The problem with this argument is twofold. For one thing, it subordinates the constitutional right to equal access (and its implied but all-important brother, equal opportunity) to the doctrine of individualism. Just as my right to lash a whip ends where your body or property begins, so too does a business owner’s right to decide who shall patron his or her establishment cease to matter once they use that liberty to deprive others of their own freedom. Indeed, there is something particularly perverse about seeing these measures characterized as acts that protect the “religious freedom” of others, as it is yet one more unsettling echo of the rhetoric that was used to thwart civil rights for a century after the Civil War. In those days, of course, it was the doctrine of “states’ rights” that was supposedly being protected, with a white citizen’s right to local laws of his or her own choosing trumping a non-white citizen’s right to a non-discriminatory social environment. Today, even though no one is being prohibited from their First Amendment right to “the free exercise” of their religion by being forced to serve homosexuals, the measures that enable them to persecute members of the LGBT community are justified on libertarian grounds.
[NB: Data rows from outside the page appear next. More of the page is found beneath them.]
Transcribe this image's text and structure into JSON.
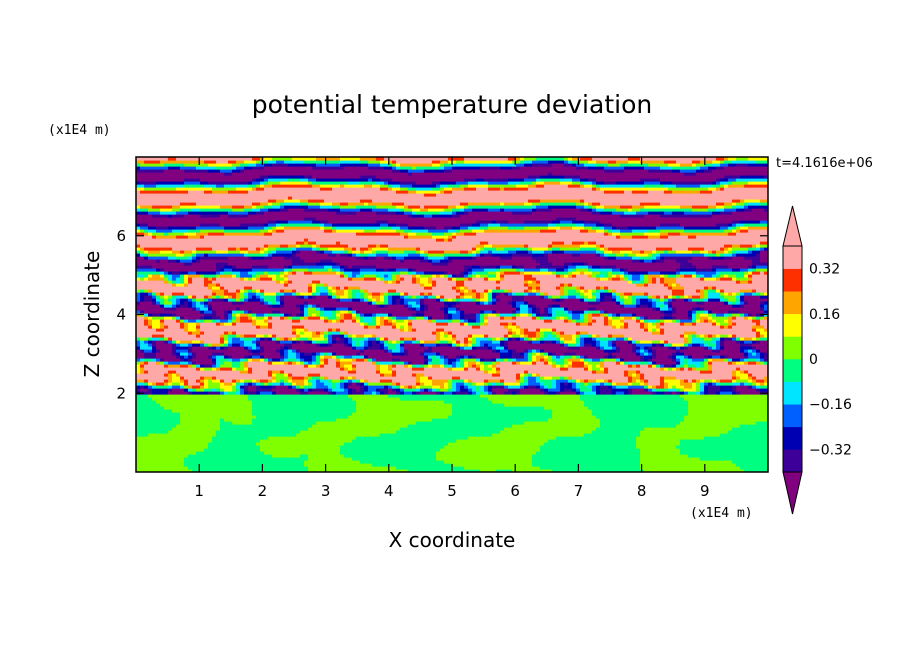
{
  "chart_data": {
    "type": "heatmap",
    "title": "potential temperature deviation",
    "xlabel": "X coordinate",
    "ylabel": "Z coordinate",
    "x_unit_label": "(x1E4 m)",
    "y_unit_label": "(x1E4 m)",
    "time_label": "t=4.1616e+06",
    "xlim": [
      0,
      10
    ],
    "ylim": [
      0,
      8
    ],
    "x_ticks": [
      "1",
      "2",
      "3",
      "4",
      "5",
      "6",
      "7",
      "8",
      "9"
    ],
    "y_ticks": [
      "2",
      "4",
      "6"
    ],
    "colorbar": {
      "levels": [
        -0.4,
        -0.32,
        -0.24,
        -0.16,
        -0.08,
        0,
        0.08,
        0.16,
        0.24,
        0.32,
        0.4
      ],
      "tick_labels": [
        "0.32",
        "0.16",
        "0",
        "−0.16",
        "−0.32"
      ],
      "tick_values": [
        0.32,
        0.16,
        0,
        -0.16,
        -0.32
      ],
      "colors": [
        "#800080",
        "#3d0099",
        "#0000b3",
        "#0060ff",
        "#00e5ff",
        "#00ff80",
        "#80ff00",
        "#ffff00",
        "#ffa500",
        "#ff3000",
        "#ffa8a8"
      ],
      "color_order": "bottom_to_top"
    },
    "field_description": {
      "lower_layer_z": [
        0,
        2
      ],
      "lower_layer_classes": [
        -0.08,
        0.08
      ],
      "upper_layer_z": [
        2,
        8
      ],
      "upper_layer_pattern": "horizontal alternating bands of strong positive and negative deviation with mixed turbulent structure between z=2 and z=5"
    },
    "grid": false,
    "legend": "right colorbar"
  }
}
This brings us to the other big problem with the bill: In dealing entirely with legal abstractions, even inaccurate ones, it disregards the human element of this story.
Hence the role of civil disobedience. If anything, the cultural atmosphere today is more conducive to the theatricality necessary for a successful high profile civil disobedience campaign (emphasis on “high profile,” since these efforts rarely do much social good unless there is a large audience). Thanks to the Internet, virtually anyone can upload a video of themselves being arrested simply for being gay in the wrong restaurant. What’s more, so long as the social justice subculture continuing to thrive online, there is an assured audience of millions for those who choose to take this stand. Finally, because of the seismic shift in national attitudes toward gay rights in this decade alone, potential civil disobedient protesters have the inestimable advantage of finding themselves on the right side of history. So long as they follow the three cardinal rules of effective civil disobedience – i.e., remain nonviolent and courteous no matter what; accept the legal consequences of your actions as the necessary price to be paid for breaking the law, even an unjust one; and do everything you can to publicize your actions – they will face support from all but the most staunchly prejudiced.
It isn’t a coincidence that this article has intermixed discussions of the civil rights movement with the gay rights movement. In the end, laws like the “religious freedom” bill in Indiana aren’t simply a threat to homosexuals, or even to other groups that have previously experienced widespread social discrimination. The same logic that can be used to wrest an African American’s or homosexual’s social rights in the name of “liberty” can be used against anyone, regardless of their race, gender, religion, sexual orientation, or any other aspect of their background. Standing against this sort of thing is only right… and nothing could be more American than doing so with acts of civil disobedience.